Você pode rir disso agora. O que mudou em você? Que problema você solucionou? Seu trabalho é o mesmo; sua esposa está doente; a sogra ainda não foi embora! Todos os problemas estão intactos e você continua rindo. É verdade que existem problemas os quais tem que ser enfrentados, objetivamente. Mas o problema da tristeza não tem nada a ver com o mundo exterior. O problema da tristeza está centrado em você, na visão e noção que você tem sobre você mesmo e o mundo.

Você é o problema quando diz: “Eu estou triste”. E quando você ri, o que você é? Como você se sente? Você é a solução. Não existe nenhum desejo preenchido ou nenhuma solução para o problema externo quando você ri. Tudo o que aconteceu é que você se olhou como você é. Tudo o que foi necessário para você se ver livre da tristeza é que você se viu como você é.

Está escrito em nossas escrituras que a mente é a causa para o nosso aprisionamento e libertação. A mente aqui significa a noção, a idéia que você tem de si mesmo – sua conclusão: “eu estou muito só”. Esta noção que você tem, este auto julgamento é um problema e portanto a clareza mental, o auto conhecimento é a solução.

Na visão das Upanisads, o eu é livre. Como no exemplo do quebra cabeças, quando você acha que a solução para o quebra cabeças está fora do problema, o apta, aquele que conhece, tem sabedoria, pode ver a solução no próprio problema.

Na visão dos sastras, das escritura, a previsão de que eu sou a solução é válida o suficiente levando-se em conta que apesar de todos os problemas, eu me vejo e me sinto ocasionalmente feliz. Se todos estes problemas, estas noções são reais, não posso deixá-los de lado. E eu jamais posso ser feliz, a não ser que eu deixe de lado esses problemas e essas noções que me limitam.

O fato de eu me sentir feliz significa que é possível deixar de lado estas limitações que tenho de mim mesmo.

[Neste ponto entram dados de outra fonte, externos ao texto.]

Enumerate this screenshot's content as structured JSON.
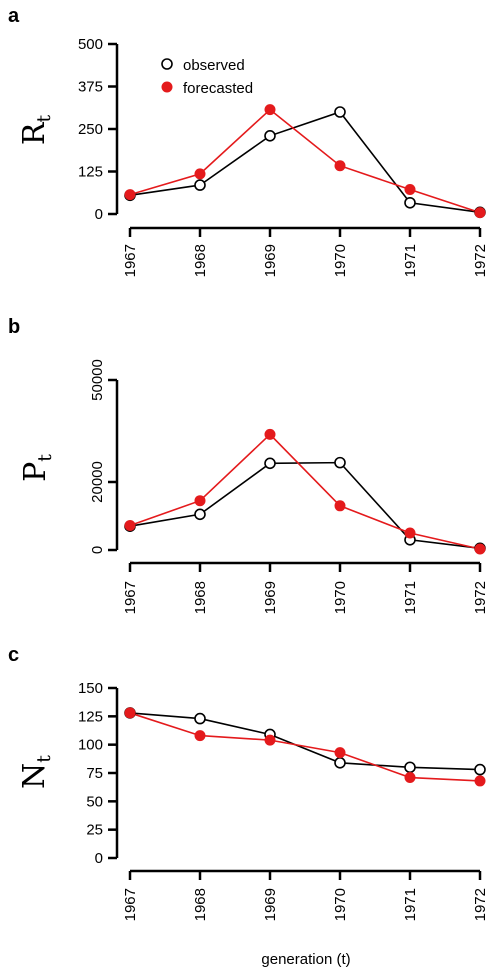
{
  "legend": {
    "observed": "observed",
    "forecasted": "forecasted"
  },
  "colors": {
    "observed_stroke": "#000000",
    "forecasted": "#e41a1c",
    "line": "#000000"
  },
  "x_title": "generation (t)",
  "chart_data": [
    {
      "type": "line",
      "panel": "a",
      "ylabel": "R",
      "ylabel_sub": "t",
      "categories": [
        "1967",
        "1968",
        "1969",
        "1970",
        "1971",
        "1972"
      ],
      "yticks": [
        "0",
        "125",
        "250",
        "375",
        "500"
      ],
      "ytick_values": [
        0,
        125,
        250,
        375,
        500
      ],
      "ytick_rotated": false,
      "ylim": [
        0,
        500
      ],
      "legend_position": "top-left",
      "series": [
        {
          "name": "observed",
          "values": [
            55,
            85,
            230,
            300,
            33,
            5
          ]
        },
        {
          "name": "forecasted",
          "values": [
            57,
            118,
            307,
            142,
            72,
            4
          ]
        }
      ]
    },
    {
      "type": "line",
      "panel": "b",
      "ylabel": "P",
      "ylabel_sub": "t",
      "categories": [
        "1967",
        "1968",
        "1969",
        "1970",
        "1971",
        "1972"
      ],
      "yticks": [
        "0",
        "20000",
        "50000"
      ],
      "ytick_values": [
        0,
        20000,
        50000
      ],
      "ytick_rotated": true,
      "ylim": [
        0,
        50000
      ],
      "series": [
        {
          "name": "observed",
          "values": [
            7000,
            10500,
            25500,
            25700,
            3000,
            500
          ]
        },
        {
          "name": "forecasted",
          "values": [
            7200,
            14500,
            34000,
            13000,
            5000,
            300
          ]
        }
      ]
    },
    {
      "type": "line",
      "panel": "c",
      "ylabel": "N",
      "ylabel_sub": "t",
      "categories": [
        "1967",
        "1968",
        "1969",
        "1970",
        "1971",
        "1972"
      ],
      "yticks": [
        "0",
        "25",
        "50",
        "75",
        "100",
        "125",
        "150"
      ],
      "ytick_values": [
        0,
        25,
        50,
        75,
        100,
        125,
        150
      ],
      "ytick_rotated": false,
      "ylim": [
        0,
        150
      ],
      "series": [
        {
          "name": "observed",
          "values": [
            128,
            123,
            109,
            84,
            80,
            78
          ]
        },
        {
          "name": "forecasted",
          "values": [
            128,
            108,
            104,
            93,
            71,
            68
          ]
        }
      ]
    }
  ]
}
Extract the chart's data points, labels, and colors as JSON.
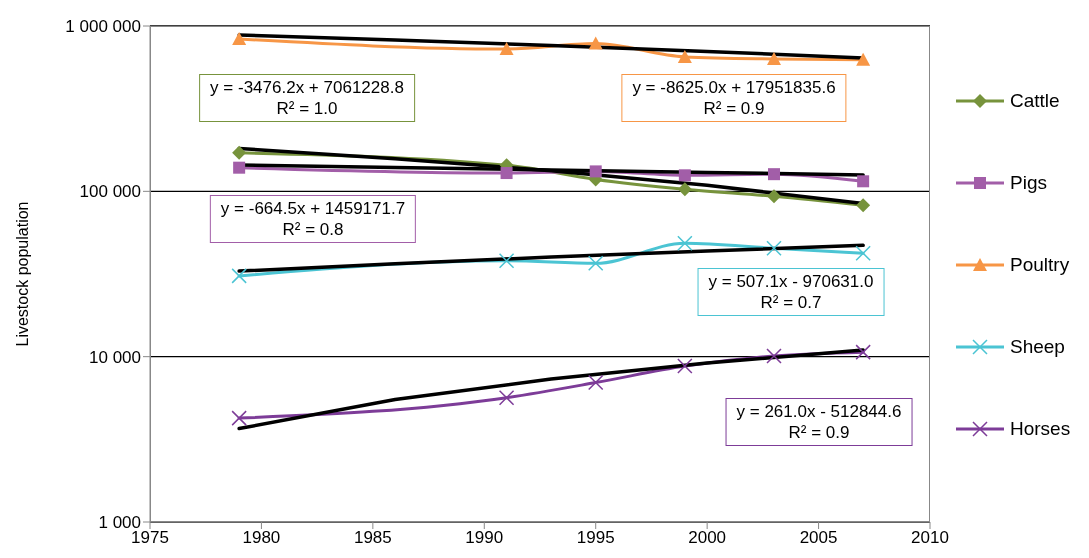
{
  "chart_data": {
    "type": "line",
    "ylabel": "Livestock population",
    "x": [
      1979,
      1991,
      1995,
      1999,
      2003,
      2007
    ],
    "xlim": [
      1975,
      2010
    ],
    "xticks": [
      1975,
      1980,
      1985,
      1990,
      1995,
      2000,
      2005,
      2010
    ],
    "ylim": [
      1000,
      1000000
    ],
    "yticks": [
      {
        "value": 1000,
        "label": "1 000"
      },
      {
        "value": 10000,
        "label": "10 000"
      },
      {
        "value": 100000,
        "label": "100 000"
      },
      {
        "value": 1000000,
        "label": "1 000 000"
      }
    ],
    "log": "y",
    "grid": "y",
    "legend": "right",
    "line_style": "solid",
    "series": [
      {
        "name": "Cattle",
        "color": "#77933c",
        "marker": "diamond",
        "values": [
          171000,
          144000,
          118000,
          103000,
          93300,
          82300
        ]
      },
      {
        "name": "Pigs",
        "color": "#a25ea8",
        "marker": "square",
        "values": [
          139000,
          129000,
          132000,
          125000,
          127000,
          115000
        ]
      },
      {
        "name": "Poultry",
        "color": "#f79646",
        "marker": "triangle",
        "values": [
          834000,
          726000,
          783000,
          650000,
          632000,
          625000
        ]
      },
      {
        "name": "Sheep",
        "color": "#4bc4d3",
        "marker": "cross",
        "values": [
          30800,
          38000,
          36700,
          48500,
          45300,
          42200
        ]
      },
      {
        "name": "Horses",
        "color": "#7d3c98",
        "marker": "cross",
        "values": [
          4250,
          5650,
          6970,
          8770,
          10100,
          10650
        ]
      },
      {
        "type": "line",
        "color": "#000000",
        "marker": "none",
        "x": [
          1979,
          1986,
          1993,
          2000,
          2007
        ],
        "values": [
          181829,
          157496,
          133162,
          108829,
          84495
        ]
      },
      {
        "type": "line",
        "color": "#000000",
        "marker": "none",
        "x": [
          1979,
          1986,
          1993,
          2000,
          2007
        ],
        "values": [
          144126,
          139475,
          134823,
          130172,
          125520
        ]
      },
      {
        "type": "line",
        "color": "#000000",
        "marker": "none",
        "x": [
          1979,
          1986,
          1993,
          2000,
          2007
        ],
        "values": [
          882961,
          822586,
          761711,
          701836,
          641461
        ]
      },
      {
        "type": "line",
        "color": "#000000",
        "marker": "none",
        "x": [
          1979,
          1986,
          1993,
          2000,
          2007
        ],
        "values": [
          32920,
          36470,
          40019,
          43569,
          47119
        ]
      },
      {
        "type": "line",
        "color": "#000000",
        "marker": "none",
        "x": [
          1979,
          1986,
          1993,
          2000,
          2007
        ],
        "values": [
          3674,
          5501,
          7328,
          9155,
          10982
        ]
      }
    ],
    "annotations": [
      "y = -3476.2x + 7061228.8\nR² = 1.0",
      "y = -664.5x + 1459171.7\nR² = 0.8",
      "y = -8625.0x + 17951835.6\nR² = 0.9",
      "y = 507.1x - 970631.0\nR² = 0.7",
      "y = 261.0x - 512844.6\nR² = 0.9"
    ]
  }
}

Agora considere um menino que acha que seus dentes não são bonitos, nem bem feitos. Seus dentes não são alinhados, ele tem dois dentes extras. Ele não aceita esses dentes e ele está consciente que seus dentes são feios. Ele deliberadamente evita sorrir e fecha a boca logo que se lembra de seus dentes. Mas mesmo assim, algumas vezes este menino sorri. Você sabe por quê? Porque naquele momento, ele é uma pessoa que realmente é; ele deixou de lado a idéia de que é feio. Aquela noção, aquela idéia não real; algumas vezes ele se pega rindo e então está claro que o garoto não é feio realmente e que ele está se vendo de uma maneira errada. A visão do sastra é válida.

Minha aspiração natural para me ver livre da infelicidade é uma prova válida de que o “eu” é livre e feliz. Há uma aspiração natural para se ver livre de ser infeliz. Eu gosto do que é natural e eu quero me ver livre do que não é natural. Se a infelicidade e a mediocridade fossem naturais para mim, se fossem características essenciais de Atma, do Ser, eu nunca poderia me livrar delas. Mas durante o sono profundo e nos momentos de felicidade, eu realmente me desvinculo de todas as idéias–noções que me fazem sentir pequeno, limitado. Eu me vejo feliz quando estas limitações não estão presentes.